Russian opposition leader arrives in capital after being released from custody while appeal is heard against jail sentence
The Russian opposition leader Alexei Navalny has arrived in Moscow after being released from custody, declaring that he is going to win the capital's mayoral election.
Speaking through a bullhorn to hundreds of supporters at Moscow's Yaroslavsky station on Saturday, Navalny thanked them for their help in winning his release while an appeal is heard against his five-year sentence for embezzlement.
"I realise that if it wasn't for you I wouldn't be standing here for the next five years. You have destroyed a key privilege that the Kremlin has been trying to keep that it is their alleged right to say to any person: 'Arrest him on the spot,'" said Navalny, who claims that the case against him was concocted for political reasons.
Navalny was sentenced to five years in prison for embezzlement on Thursday in Kirov, but prosecutors unexpectedly asked for his release the next morning. They said that keeping him behind bars during the appeals process of his conviction would deprive him of his right to run for office.

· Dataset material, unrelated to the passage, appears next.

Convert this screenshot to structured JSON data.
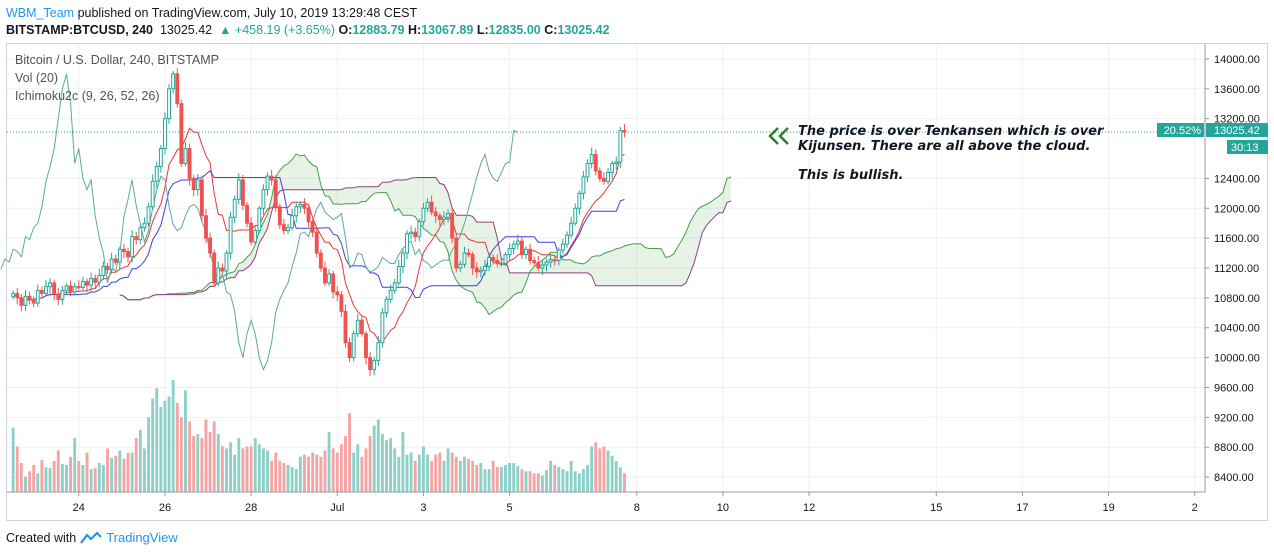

A day before the conviction, Navalny, 37, was registered as a candidate for the 8 September Moscow mayoral election, running against the incumbent Sergei Sobyanin, a close ally of President Vladimir Putin. Navalny's support is mostly limited to the urban middle class and youth.
An opinion survey in early July by the independent Levada polling centre showed Navalny attracting only about 8% support among voters in the mayoral election.
Hundreds of police blocked Navalny supporters from the platform of the Moscow railway station where his overnight train from Kirov arrived, but Navalny shouted over the police lines: "We are going to run in this election and we will win". His supporters replied: "We are the power."
Navalny, a lawyer and blogger, is one of the most visible and charismatic leaders of the opposition to Putin and the governing United Russia party. His description of United Russia as the "party of crooks and thieves" has become a signature phrase of the opposition.
The Kremlin denies clamping down on critics or using the courts to persecute them. Putin remains Russia's most popular politician despite the largest wave of street protests against his 13-year rule that were led by Navalny in 2011-12.